Tudingan ICW Sudutkan KSP Moeldoko Potensial Pecah Belah Bangsa

ANP • Sunday, 25 Jul 2021 - 13:05 WIB

JAKARTA - Menuduh seorang pejabat pemerintah yang tengah berjuang memberantas pandemi COVID-19 sebagai mencari keuntungan dan rente ekonomi,  tidak hanya mungkin membuat semangat pengabdian (altruism) masyarakat ikut ambruk. Lebih jauh, dalam kondisi kesedihan dan tragedy kemanusiaan saat ini, hal tersebut potensial memecah belah bangsa. 

Kedua hal tersebut menjadi bagian penting menurut pernyataan
Mujiono Koesnandar, Ketua BEM Universitas Muhammadiyah Jakarta yang kami terima hari ini. 

Menurut Mujiono, tuduhan ICW tersebut di tengah kondisi buruk pandemi COVID saat ini, bahkan sukar diterima akal sehat alias common sense masyarakat normal. 

“Apakah para bapak terhormat yang duduk di pimpinan ICW itu tak memikirkan ulang dampak tuduhan yang sangat mungkin membuat semangat para relawan pemberantasan COVID-19 serta pihak-pihak yang membaktikan diri dalam pemberasan pandemi menjadi ciut bahkan ambruk?,” kata Mujiono. Saya kira di situlah justru kita melihat kearifan seseorang atau pihak-pihak di masyarakat saat ini. Semakin sebuah pernyataan atau aksi dilakukan tanpa memikirkan dampak sampingannya, semakin gampang kita melihat kematangan dan kedewasaan seseorang di masyarakat.

Bila dipikirkan lebih jauh, kata Mujiono, persoalan bisa melebar dan berkembang liar manakala kita kita sadar bahwa sebuah fakta persoalan selalu akan dihadapi dengan dualism pro-kontra dalam masyarakat. Pada sisi itulah, kata dia, aka nada yang pro dengan serangan dan tuduhan ICW, sementara di sisi lain tidak mungkin pula tak ada yang mendukung Moeldoko, terutama pada sisi altruismenya memberantas pandemi COVID-19. 

“Dalam kondisi saat ini, sebagian besar orang akan lebih mungkin berbaik sangka kepada Moeldoko, dibanding harus berpikir negatif yang akan menghalangi niat Moeldoko berbuat baik.

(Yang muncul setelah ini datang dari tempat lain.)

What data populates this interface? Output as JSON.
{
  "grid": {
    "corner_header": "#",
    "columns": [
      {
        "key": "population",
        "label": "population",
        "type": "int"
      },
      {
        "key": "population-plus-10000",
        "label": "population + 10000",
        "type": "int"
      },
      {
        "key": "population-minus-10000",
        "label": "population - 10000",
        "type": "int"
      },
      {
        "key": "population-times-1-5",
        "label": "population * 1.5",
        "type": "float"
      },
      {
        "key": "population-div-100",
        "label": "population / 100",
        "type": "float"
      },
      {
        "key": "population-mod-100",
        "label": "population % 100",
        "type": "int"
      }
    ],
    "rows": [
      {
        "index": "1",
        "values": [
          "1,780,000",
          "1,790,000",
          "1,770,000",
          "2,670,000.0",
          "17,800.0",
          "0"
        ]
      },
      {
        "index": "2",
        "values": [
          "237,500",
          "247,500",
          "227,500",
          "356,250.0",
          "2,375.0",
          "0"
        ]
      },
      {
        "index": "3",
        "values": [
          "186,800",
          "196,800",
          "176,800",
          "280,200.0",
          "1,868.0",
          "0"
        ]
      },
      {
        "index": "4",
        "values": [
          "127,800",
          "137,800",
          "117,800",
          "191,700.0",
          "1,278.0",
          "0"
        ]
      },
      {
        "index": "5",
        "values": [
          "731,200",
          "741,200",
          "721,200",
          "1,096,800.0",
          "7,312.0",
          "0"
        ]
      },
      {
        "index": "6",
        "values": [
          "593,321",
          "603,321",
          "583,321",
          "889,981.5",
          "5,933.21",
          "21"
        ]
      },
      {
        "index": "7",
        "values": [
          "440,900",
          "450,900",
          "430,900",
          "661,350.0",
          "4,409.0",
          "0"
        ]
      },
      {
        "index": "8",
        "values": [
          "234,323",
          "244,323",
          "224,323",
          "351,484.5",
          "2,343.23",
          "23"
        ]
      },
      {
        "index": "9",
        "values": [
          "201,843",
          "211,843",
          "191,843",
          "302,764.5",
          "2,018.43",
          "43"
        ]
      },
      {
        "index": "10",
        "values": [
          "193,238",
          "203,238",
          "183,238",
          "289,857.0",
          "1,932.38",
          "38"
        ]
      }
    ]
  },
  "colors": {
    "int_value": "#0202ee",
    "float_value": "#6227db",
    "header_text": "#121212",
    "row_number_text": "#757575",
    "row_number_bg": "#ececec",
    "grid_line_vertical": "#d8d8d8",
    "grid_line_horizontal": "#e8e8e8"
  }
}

Apalagi faktanya sampai saat ini Moeldoko tak pernah menyebutkan merk dagang obat produksi PT Harsen yang dituduhkan itu. Yang disebutkan Moeldoko selalu nama genetic obat yang ternyata juga diproduksi BUMN obat, yakni PT Indofarma," kata Mujiono

Dari peluang terbelahnya warga bangsa antara kelompok pro dan kontra tersebut, kata Mujiono, sangat sulit dipahami bahwa para petinggi ICW tak mampu meneropong hal mudah itu ke depan. “Kecuali memang justru ada tendensi untuk memecah belah,” kata dia. 

Menurut dia, jika saja ada sedikit empati, orang-orang ICW pasti akan mendukung apa yang selama ini dilakukan Moeldoko dalam upaya memberantas pandemi COVID. Sebagaimana luas diberitakan media-media massa arus utama, Moeldoko rutin mengirimkan ribuan tablet ke berbagai daerah yang tengah mengalami lonjakan kasus COVID, seperti Kudus dan Semarang. Untuk itu Moeldoko menggunakan jalur HKTI yang diketuainya. Hasilnya, justru banyak di antara mereka yang terpapar COVID-19, kemudian sembuh dan bisa kembali beraktivitas normal. 

Sebagai aktivis mahasiswa, Mujiono juga mempertanyakan keberpihakan ICW terhadap kesengsaraan yang melilit rakyat banyak akibat pandemi COVID-19. Sudah menjadi rahasia umum bahwa semua orang di hampir semua sector usaha, secara ekonomi terdampak COVID. Rakyat kecil, para buruh harian, pedagang kaki lima, terutama mereka yang tidak hidup dari gaji bulanan, benar-benar terdampak dan hidup susah. 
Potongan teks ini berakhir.